Opgelet kwaliteitspost!Het toestel Boeing 737-800 heeft probleemloze vlucht gevlogen van Istanbul naar Amsterdam tot aan de final approach baan 18R.
Vanaf 2500ft komt de zogenaamde Radio Altimeter ‘alive’. De output van deze hoogtemeter bevindt zich op de Primairy Flight Display boven de localizer indicatie (18ft op de afbeelding). Deze hoogtemeter is in tweevoud uitgevoerd op de 737-800 en werkt op radio golven. De radio hoogtemeter aan de kant van de gezagvoerder is de primaire radio hoogtemeter. Er zit een zender/ontvanger aan de onderkant van de romp van het vliegtuig die een radio signaal in de plaatselijke verticaal uitzend. Dit signaal wordt door de grond teruggekaatst en weer opgevangen. De tijdsduur tussen uitzenden en ontvangen wordt omgezet in een afstand.
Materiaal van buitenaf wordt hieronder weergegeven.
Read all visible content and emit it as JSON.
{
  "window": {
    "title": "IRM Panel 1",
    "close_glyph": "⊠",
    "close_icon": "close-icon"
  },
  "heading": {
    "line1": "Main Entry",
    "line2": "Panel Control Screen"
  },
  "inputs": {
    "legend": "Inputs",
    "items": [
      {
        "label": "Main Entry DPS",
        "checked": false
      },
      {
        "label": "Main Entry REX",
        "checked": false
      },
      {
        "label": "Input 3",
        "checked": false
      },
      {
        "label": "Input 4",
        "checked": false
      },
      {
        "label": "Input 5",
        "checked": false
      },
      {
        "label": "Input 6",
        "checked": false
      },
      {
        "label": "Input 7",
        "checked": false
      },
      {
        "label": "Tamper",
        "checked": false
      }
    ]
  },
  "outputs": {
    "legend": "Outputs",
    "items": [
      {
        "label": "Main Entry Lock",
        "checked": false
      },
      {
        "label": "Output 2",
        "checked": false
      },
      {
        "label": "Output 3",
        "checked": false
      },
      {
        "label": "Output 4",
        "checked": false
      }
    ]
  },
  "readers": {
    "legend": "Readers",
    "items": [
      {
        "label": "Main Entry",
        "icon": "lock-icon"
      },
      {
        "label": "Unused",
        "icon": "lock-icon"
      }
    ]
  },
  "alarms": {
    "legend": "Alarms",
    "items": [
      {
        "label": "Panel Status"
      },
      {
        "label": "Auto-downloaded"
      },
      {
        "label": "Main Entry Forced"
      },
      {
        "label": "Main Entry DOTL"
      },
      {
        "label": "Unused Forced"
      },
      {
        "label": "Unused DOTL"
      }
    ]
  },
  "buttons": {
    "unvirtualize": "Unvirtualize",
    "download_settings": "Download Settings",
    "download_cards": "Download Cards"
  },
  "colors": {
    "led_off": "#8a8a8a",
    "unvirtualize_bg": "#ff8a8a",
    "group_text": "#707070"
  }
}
Op deze manier is de output van deze hoogtemeter de HAT (Height Above Terrein). Deze hoogtemeter heeft dus niets te maken met de atmosferische condities zoals QNH.
![]()
Naast dat de gemeten hoogte wordt weergegeven op de PFD, worden deze gegevens ook verwerkt in de Flight Control Computer (FCC). Daarvan zijn er twee aan boord, A en B. Deze computer stuurt ook de autopilot aan, en via de Autothrottle Computer ook de autothrottle. Welke van de twee FCC’s het vliegtuig bestuurd is afhankelijk van de selectie van autopilot. Bij een autoland wordt op de 737 handmatig de tweede autopilot engaged, zodat het vliegtuig nu bestuurd wordt door de gemiddelde output van beide FCC’s. Of er op het moment van het ongeluk één of twee autopilots engaged waren is niet duidelijk geworden uit de persconferentie, maar system logica lijkt te zeggen dat autopilot A was engaged en B niet. Dit zou procedure kunnen zijn als de landing later manueel wordt afgemaakt. Verder onderzoek zal dit uitwijzen.
![]()
De output van de radio altimeters worden gebruikt door verschillende systemen aan boord. Radio Altimeter 1 aan FCC-A, en radio altimeter 2 aan FCC-B. De FCC initieert op deze hoogtes bijvoorbeeld de flare en het retarden van de throttles. Verder gebruikt de (E)GPWS deze hoogtes als input, voor de altitude callouts, zoals “100”, “50, 40, 30, 20, 10”.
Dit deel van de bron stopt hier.